I was watching the US Open last weekend at my girl's place in Connecticut with my parents. (Did you get that? At my girlfriend's house in Cconnecticut with my parents?) and they implemented a new technology to allow players to challenge line-judge calls on whether a ball was in or out. Here's how the USTA summed up the technology in a 'new enhancements' press release sent out a week or two before the US Open:

"*'Instant Replay' Electronic Line Calling*: The most highly anticipated innovation at this year’s US Open—instant replay technology with player challenges—will be available in Arthur Ashe Stadium and Louis Armstrong Stadium. This breakthrough for the sport has been developed to improve officiating while increasing the interest and excitement for in-stadium fans and television viewers."

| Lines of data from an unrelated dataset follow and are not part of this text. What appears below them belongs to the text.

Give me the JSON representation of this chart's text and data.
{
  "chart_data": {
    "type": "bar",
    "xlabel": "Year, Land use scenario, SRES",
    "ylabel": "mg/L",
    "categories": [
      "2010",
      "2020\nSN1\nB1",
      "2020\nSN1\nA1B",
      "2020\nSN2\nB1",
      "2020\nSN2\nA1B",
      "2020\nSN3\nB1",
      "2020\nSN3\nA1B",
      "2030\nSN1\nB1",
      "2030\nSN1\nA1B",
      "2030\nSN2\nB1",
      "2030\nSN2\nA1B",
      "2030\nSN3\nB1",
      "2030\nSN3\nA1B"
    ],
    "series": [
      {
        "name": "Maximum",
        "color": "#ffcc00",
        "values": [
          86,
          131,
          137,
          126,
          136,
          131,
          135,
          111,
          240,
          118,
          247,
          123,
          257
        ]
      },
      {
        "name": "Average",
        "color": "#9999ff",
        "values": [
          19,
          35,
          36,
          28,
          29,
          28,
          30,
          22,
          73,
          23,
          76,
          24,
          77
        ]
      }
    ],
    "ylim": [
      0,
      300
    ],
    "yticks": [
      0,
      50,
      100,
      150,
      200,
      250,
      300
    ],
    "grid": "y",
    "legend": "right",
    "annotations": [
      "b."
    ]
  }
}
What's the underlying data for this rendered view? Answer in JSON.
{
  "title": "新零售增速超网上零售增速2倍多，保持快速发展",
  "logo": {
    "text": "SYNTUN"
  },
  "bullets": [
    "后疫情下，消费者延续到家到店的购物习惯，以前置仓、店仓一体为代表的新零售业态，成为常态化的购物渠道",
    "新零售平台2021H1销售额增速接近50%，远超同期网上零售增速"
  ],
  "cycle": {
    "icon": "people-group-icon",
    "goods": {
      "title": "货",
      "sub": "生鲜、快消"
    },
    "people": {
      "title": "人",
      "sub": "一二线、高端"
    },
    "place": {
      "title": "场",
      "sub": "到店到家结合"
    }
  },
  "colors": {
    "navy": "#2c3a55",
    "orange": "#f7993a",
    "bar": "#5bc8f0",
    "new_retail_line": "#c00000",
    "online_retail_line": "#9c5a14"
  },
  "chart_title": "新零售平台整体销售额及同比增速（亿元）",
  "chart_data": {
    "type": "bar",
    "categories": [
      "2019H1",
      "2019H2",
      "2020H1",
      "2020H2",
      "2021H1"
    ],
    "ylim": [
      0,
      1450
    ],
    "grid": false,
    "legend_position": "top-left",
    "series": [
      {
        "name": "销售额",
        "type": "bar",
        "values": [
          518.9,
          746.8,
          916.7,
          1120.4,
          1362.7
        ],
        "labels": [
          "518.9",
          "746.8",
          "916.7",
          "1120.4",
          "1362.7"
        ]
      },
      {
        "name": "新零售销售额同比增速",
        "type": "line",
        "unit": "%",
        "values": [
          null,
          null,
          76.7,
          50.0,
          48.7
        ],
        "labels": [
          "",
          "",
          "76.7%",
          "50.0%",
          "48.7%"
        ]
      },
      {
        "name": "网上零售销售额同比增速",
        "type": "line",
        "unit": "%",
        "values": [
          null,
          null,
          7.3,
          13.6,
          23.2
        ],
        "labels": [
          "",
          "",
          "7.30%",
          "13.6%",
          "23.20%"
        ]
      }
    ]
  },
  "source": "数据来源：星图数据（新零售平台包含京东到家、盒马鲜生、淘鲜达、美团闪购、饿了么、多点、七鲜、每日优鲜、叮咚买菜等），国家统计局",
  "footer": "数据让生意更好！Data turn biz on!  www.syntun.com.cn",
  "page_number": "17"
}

An article about the technology on C|net credits a British company hawkeye, but I wasn't able to get a huge amount of detail on how the technology was implemented. It seems that Hawkeye had their own cameras set up in places throughout the stadium, and based on what the cameras see they can estimate up to a 2-3mm accuracy where the ball probably hit the ground. When talking about minute details in estimating an accuracy of 2mm, what sort of assumptions are they making when calculating where the ball hit? While watching a match, when they use the instant-replay technology, it's a computer generated graphic of where the ball hit, not an actual photo of the ball hitting the ground. The mark of the ball is an oblong circle, proly to accommodate for the ball stretching when travelling at a high speed, but is the stretched circle a standard mark? Or do they use different amounts of stretching a regular circle based on how fast the ball was actually going? I wonder how many cameras they actually have set up in the stadium, and where they are, and what exactly they're looking at. That would be a sweet tour to take!